Enforcement through the courts

At trial What level of expertise can a patent owner expect from the courts? The high courts have a dedicated Intellectual Property High Court, which is presided over by a single judge, who will hear all IP cases. 

Are cases decided by one judge, a panel of judges or a jury? Patent cases heard in the high courts are presided over by a single judge.

If jury trials do exist, what is the process for deciding whether a case should be put to a jury? Not applicable. 

What role can and do expert witnesses play in proceedings? Expert witnesses are often used in patent cases, as they have the knowhow and expertise to elaborate on the technical aspects of an issue. The courts are typically receptive towards expert evidence, as it will help them in the assessment of the case, especially in relation to specialised industries and technologies.

Does your jurisdiction apply a doctrine of equivalents and, if so, how? Malaysia does not generally recognise the doctrine of equivalents. 

Is it possible to obtain preliminary injunctions? If so, under what circumstances? Yes, interim or interlocutory injunctions are available on application to the court. The following items must be considered in applying for an interim injunction:

  • There must be a genuine serious issue to be tried.
  • The court must consider where justice of the case lies – that is, the harm caused by granting the injunction and the harm caused by refusing grant, and which party would suffer greater injustice.
  • The court must determine whether damages would constitute an adequate remedy.
  • The court must consider whether there was a delay in the application for an interim injunction.

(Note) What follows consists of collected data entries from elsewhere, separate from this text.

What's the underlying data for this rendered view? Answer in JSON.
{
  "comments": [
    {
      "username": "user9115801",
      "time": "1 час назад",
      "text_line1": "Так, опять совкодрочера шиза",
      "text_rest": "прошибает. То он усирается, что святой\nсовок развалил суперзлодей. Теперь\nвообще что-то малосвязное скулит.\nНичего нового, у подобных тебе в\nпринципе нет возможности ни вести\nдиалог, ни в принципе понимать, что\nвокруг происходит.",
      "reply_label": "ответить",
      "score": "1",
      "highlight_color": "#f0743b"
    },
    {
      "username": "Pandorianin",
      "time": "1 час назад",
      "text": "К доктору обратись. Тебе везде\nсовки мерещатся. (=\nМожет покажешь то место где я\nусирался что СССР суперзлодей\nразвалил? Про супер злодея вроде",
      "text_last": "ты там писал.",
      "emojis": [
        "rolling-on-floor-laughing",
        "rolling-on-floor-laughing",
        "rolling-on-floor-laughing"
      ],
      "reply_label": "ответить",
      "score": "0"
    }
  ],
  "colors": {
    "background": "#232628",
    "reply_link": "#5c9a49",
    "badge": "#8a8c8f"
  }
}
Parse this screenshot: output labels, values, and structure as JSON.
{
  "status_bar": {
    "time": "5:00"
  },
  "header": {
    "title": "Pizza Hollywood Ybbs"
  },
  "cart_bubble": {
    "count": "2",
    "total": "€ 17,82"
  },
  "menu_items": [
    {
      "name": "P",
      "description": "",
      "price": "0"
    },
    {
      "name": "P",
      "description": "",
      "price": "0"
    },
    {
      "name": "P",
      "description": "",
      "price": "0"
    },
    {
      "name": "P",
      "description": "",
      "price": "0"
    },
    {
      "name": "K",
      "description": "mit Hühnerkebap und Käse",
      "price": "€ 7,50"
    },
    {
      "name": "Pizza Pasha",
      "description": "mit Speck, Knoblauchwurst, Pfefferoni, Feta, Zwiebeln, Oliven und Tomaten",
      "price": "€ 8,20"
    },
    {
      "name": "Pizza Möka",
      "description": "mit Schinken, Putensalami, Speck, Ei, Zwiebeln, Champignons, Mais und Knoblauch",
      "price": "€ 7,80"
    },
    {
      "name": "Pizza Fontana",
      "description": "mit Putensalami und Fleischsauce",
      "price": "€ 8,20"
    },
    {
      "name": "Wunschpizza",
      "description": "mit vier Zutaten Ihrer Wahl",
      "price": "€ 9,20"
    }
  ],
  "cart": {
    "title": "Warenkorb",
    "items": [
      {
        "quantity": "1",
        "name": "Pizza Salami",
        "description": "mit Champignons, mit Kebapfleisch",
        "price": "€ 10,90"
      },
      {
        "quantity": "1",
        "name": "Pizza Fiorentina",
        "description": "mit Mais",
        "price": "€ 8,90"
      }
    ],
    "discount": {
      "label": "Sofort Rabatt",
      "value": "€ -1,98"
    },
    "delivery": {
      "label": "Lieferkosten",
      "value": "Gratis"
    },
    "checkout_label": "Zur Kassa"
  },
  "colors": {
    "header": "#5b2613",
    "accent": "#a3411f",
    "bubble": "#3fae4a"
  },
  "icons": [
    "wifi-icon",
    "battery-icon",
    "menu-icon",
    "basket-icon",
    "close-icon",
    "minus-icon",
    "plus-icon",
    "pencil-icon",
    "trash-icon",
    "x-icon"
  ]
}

How are issues around infringement and validity treated in your jurisdiction? If there are both infringement and validity issues, the judge has the discretion to deal with both proceedings in the same suit or may opt to deal with the invalidity proceedings first.

Will courts consider decisions in cases involving similar issues from other jurisdictions? The courts will abide by the Patent Act and regulations. However, as Malaysia is a common law country, the courts will also consider jurisprudence from other common law countries –particularly commonwealth countries (eg, the United Kingdom and Australia) – as a point of comparison when delivering judgments.

Damages and remedies Can the successful party obtain costs from the losing party? Yes, although the judge has discretion regarding whether to award costs. That said, costs are normally awarded. 

What are the typical remedies granted to a successful plaintiff? Where plaintiffs prove infringement, the court will award damages, grant an injunction to prevent further infringement and award any other legal remedies as deemed appropriate. This may include:

  • the delivery up or destruction of infringing goods;
  • reimbursement of expenses incurred; and
  • discovery of the extent of the infringing activities. 

How are damages awards calculated? Are punitive damages available? On conclusion of the case, the assessment of damages will be calculated and a separate hearing will be held to assess the damages suffered. Damages are typically compensatory and not punitive.

How common is it for courts to grant permanent injunctions to successful plaintiffs and under what circumstances will they do this? In line with Section 60 of the Patents Act, if the plaintiff proves that infringement occurred or is occurring, the court will grant an injunction to prevent infringement and any other legal remedy. The court can set the scope of an injunction; however, it will apply only to the party that is a party to the suit.

Timescale and costs How long does it take to obtain a decision at first instance and is it possible to expedite this process? This depends on the complexity of the case and number of witnesses involved. The proceedings may last from six to 20 days, after which the judge will deliberate and deliver his or her judgment, usually within four to 10 weeks. 

How much should a litigant plan to pay to take a case through to a first-instance decision? This depends on the complexity of the case, relevant evidence and the scope of the work required. On average, it costs approximately $70,000 to $200,000 to take a case through to a first-instance decision, depending on whether it is a simple infringement action or if it involves other aspects (eg, counterclaims of invalidation).